Dec
13
2006
Venture capitalists know something the average investor does not — in business, you always bet on the jockey, not on the horse. An experienced and successful CEO with a great track record of success can always attract start-up backing for a new venture that an unknown CEO cannot access. Experienced venture capitalists never bet on new technology until they have faith in the person who will be responsible to guide the early-stage company to long-term success.
In the context of Rule #1 investments, you want to invest in companies that are led by a great CEO and senior management team. The two distinguishing characteristics of a great CEO are:
1. A great CEO is owner-oriented — his or her personal interests are directly aligned with those of the shareholders of the business. You want the CEO to be making decisions as if the company they run will be the only asset their family owns for the next 100 years. Someone like that won’t try and fudge the numbers or bury some important information just to look good one year. Nor will an owner-oriented CEO do anything silly or shortsighted. He or she will act prudently, which is exaclty what you want.2. A great CEO will be driven — he or she will want to achieve something noteworthy. The best CEOs are on a personal quest to achieve something audacious and cool. Although they are personally well off, these CEOs can’t wait to get to the office every day to make some progress towards their goal. If you can find a really smart CEO who is knocking himself or herself out to achieve something impressive, great things can also happen for you as an investor.
To find a great CEO, look for these tell-tale signs:
The CEO will talk about their goal or their vision at every opportunity — so it will come through loud and clear in every news article they are interviewed for and in every letter to shareholders or other communication. Good CEOs will also minimize their own input and give credit to others for the progress made towards achieving that goal.
The CEO will be regularly buying more shares in the company — rather than selling in advance of the release of bad news. Great CEOs put their personal money where they work. They have some skin in the game. The only exceptions to this rule are where CEOs sell some stock to fund various charities and other investments according to a previously disclosed schedule rather than in response to good news or bad.
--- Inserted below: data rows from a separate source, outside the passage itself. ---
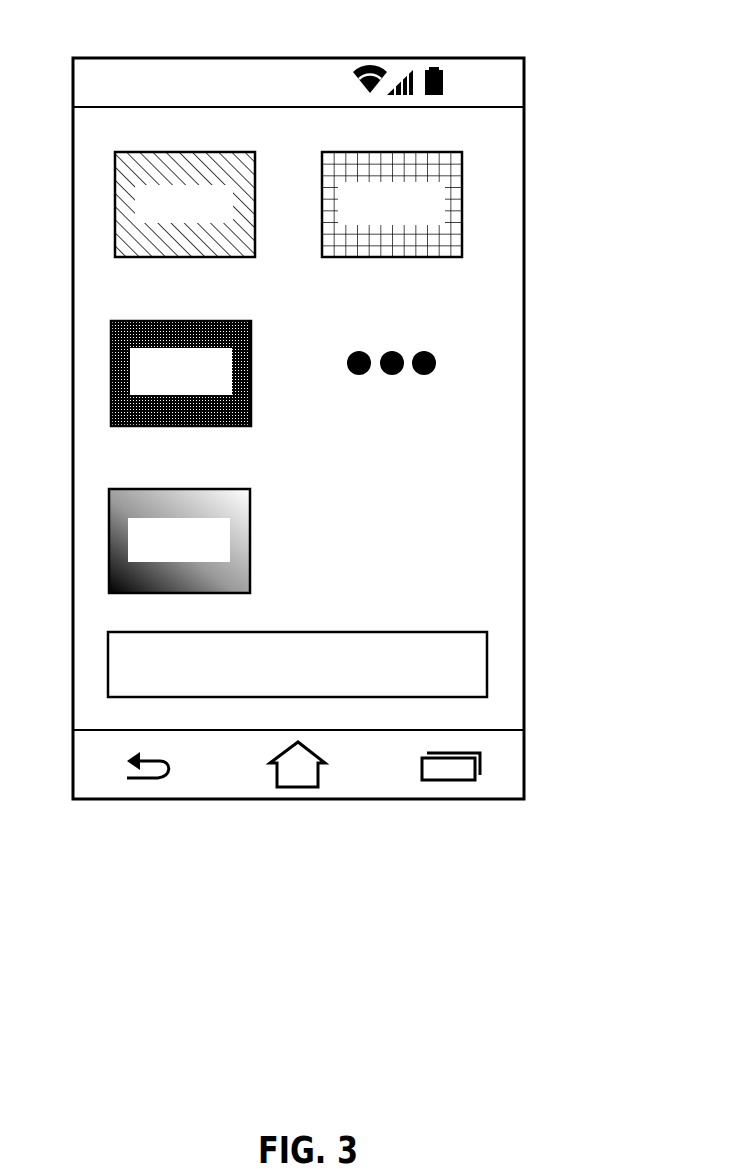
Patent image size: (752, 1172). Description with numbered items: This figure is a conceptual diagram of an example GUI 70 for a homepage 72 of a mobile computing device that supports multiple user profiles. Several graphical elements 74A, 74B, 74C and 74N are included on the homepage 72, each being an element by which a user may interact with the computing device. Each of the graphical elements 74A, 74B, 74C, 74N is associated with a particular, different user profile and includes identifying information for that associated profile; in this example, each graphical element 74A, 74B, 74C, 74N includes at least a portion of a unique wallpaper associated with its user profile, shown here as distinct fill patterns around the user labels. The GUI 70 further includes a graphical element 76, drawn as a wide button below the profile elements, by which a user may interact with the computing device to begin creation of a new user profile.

The GUI 70 is at (490, 58).
The homepage 72 is at (526, 163).
The graphical element 74A is at (185, 152).
The graphical element 74B is at (390, 152).
The graphical element 74C is at (180, 321).
The graphical element 74N is at (178, 489).
The graphical element 76 is at (297, 632).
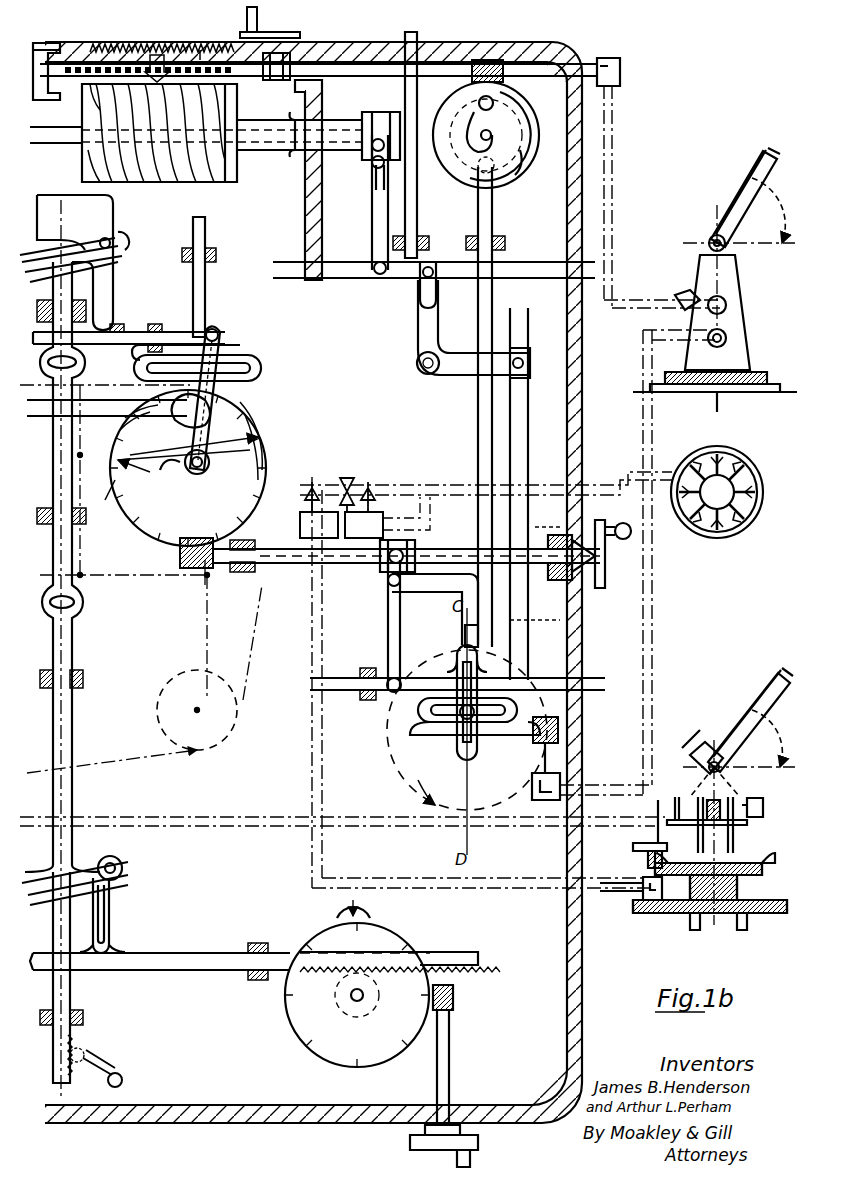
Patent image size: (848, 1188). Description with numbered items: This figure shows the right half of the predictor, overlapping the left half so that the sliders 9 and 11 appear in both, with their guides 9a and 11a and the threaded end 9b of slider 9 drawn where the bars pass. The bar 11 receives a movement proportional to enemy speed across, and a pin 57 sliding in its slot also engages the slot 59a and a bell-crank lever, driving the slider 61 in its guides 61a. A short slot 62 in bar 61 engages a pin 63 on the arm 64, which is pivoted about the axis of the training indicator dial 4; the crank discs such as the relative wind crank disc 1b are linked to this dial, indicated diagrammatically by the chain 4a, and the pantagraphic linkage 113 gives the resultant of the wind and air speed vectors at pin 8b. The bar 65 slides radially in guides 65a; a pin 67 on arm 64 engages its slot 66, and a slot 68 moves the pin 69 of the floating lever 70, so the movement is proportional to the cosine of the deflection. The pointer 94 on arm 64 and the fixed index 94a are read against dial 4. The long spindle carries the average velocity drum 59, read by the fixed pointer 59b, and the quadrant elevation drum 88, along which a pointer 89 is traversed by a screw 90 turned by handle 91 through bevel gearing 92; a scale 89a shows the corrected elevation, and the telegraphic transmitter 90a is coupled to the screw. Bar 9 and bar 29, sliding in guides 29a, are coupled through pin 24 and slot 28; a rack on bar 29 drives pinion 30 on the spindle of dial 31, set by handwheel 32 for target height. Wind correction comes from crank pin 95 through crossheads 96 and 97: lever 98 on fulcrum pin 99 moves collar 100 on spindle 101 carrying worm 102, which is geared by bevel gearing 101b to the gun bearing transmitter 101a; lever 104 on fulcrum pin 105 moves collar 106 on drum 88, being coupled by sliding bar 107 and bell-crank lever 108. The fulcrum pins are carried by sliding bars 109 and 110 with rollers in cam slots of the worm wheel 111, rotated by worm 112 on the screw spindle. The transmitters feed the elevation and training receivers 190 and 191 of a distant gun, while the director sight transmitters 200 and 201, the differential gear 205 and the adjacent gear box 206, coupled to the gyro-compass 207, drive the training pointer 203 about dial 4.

The relative wind crank disc 1b is at (190, 697).
The training indicator dial 4 is at (136, 568).
The chain 4a is at (245, 672).
The pin 8b is at (125, 542).
The bar 9 is at (70, 792).
The bearing for shaft 9 9a is at (83, 676).
The threaded end and crank of shaft 9 9b is at (95, 1082).
The bar 11 is at (53, 462).
The bearing and lever for shaft 11 11a is at (80, 300).
The pin 24 is at (115, 878).
The slot 28 is at (110, 936).
The bar 29 is at (152, 970).
The guides 29a is at (256, 980).
The pinion 30 is at (310, 1003).
The dial 31 is at (395, 945).
The handwheel 32 is at (478, 1142).
The pin 57 is at (95, 262).
The average velocity drum 59 is at (186, 352).
The slot 59a is at (128, 318).
The fixed pointer 59b is at (35, 45).
The slider 61 is at (110, 344).
The guides 61a is at (158, 324).
The slot 62 is at (220, 328).
The pin 63 is at (220, 340).
The arm 64 is at (187, 432).
The bar 65 is at (205, 292).
The guides 65a is at (208, 250).
The slot 66 is at (260, 368).
The pin 67 is at (225, 398).
The slot 68 is at (262, 420).
The pin 69 is at (262, 448).
The floating lever 70 is at (96, 416).
The quadrant elevation drum 88 is at (212, 178).
The pointer 89 is at (157, 55).
The scale 89a is at (205, 50).
The screw 90 is at (178, 62).
The telegraphic transmitter 90a is at (605, 58).
The handle 91 is at (265, 28).
The bevel gearing 92 is at (270, 80).
The pointer 94 is at (135, 535).
The fixed index 94a is at (110, 508).
The crank pin 95 is at (465, 712).
The slotted crosshead 96 is at (430, 722).
The slotted crosshead 97 is at (467, 770).
The lever 98 is at (392, 620).
The fulcrum pin 99 is at (387, 580).
The collar 100 is at (408, 540).
The spindle 101 is at (292, 564).
The gun bearing transmitter 101a is at (530, 785).
The bevel gearing 101b is at (575, 585).
The worm 102 is at (200, 560).
The lever 104 is at (375, 210).
The fulcrum pin 105 is at (372, 163).
The collar 106 is at (368, 115).
The sliding bar 107 is at (358, 278).
The bell-crank lever 108 is at (455, 372).
The sliding bar 109 is at (478, 440).
The sliding bar 110 is at (418, 200).
The worm wheel 111 is at (530, 133).
The worm 112 is at (485, 60).
The pantagraphic linkage 113 is at (224, 582).
The elevation receiver 190 is at (727, 303).
The training receiver 191 is at (727, 340).
The elevation transmitter 200 is at (762, 784).
The training transmitter 201 is at (645, 900).
The training pointer 203 is at (314, 484).
The differential gear 205 is at (356, 480).
The valve box 206 is at (385, 512).
The gyro-compass 207 is at (725, 529).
A great CEO won’t be earning a huge salary — but will be perfectly happy to be compensated the same way every owner is through the growth in value of his or her shares in the company. Most of the great CEOs are already multimillionaires, so they keep working because they love what they’re doing. These are the type of CEOs you want. Naturally, they should get a reasonable salary and perks but the bulk of their compensation should be in the form of stock and options. If there is an obvious disconnect between what a CEO is saying about the state of the enterprise and what the Big Five numbers show, this is usually an excellent early warning signal to get out or stay away from this company. You can and should trust the numbers far more than what any overpaid company executive says.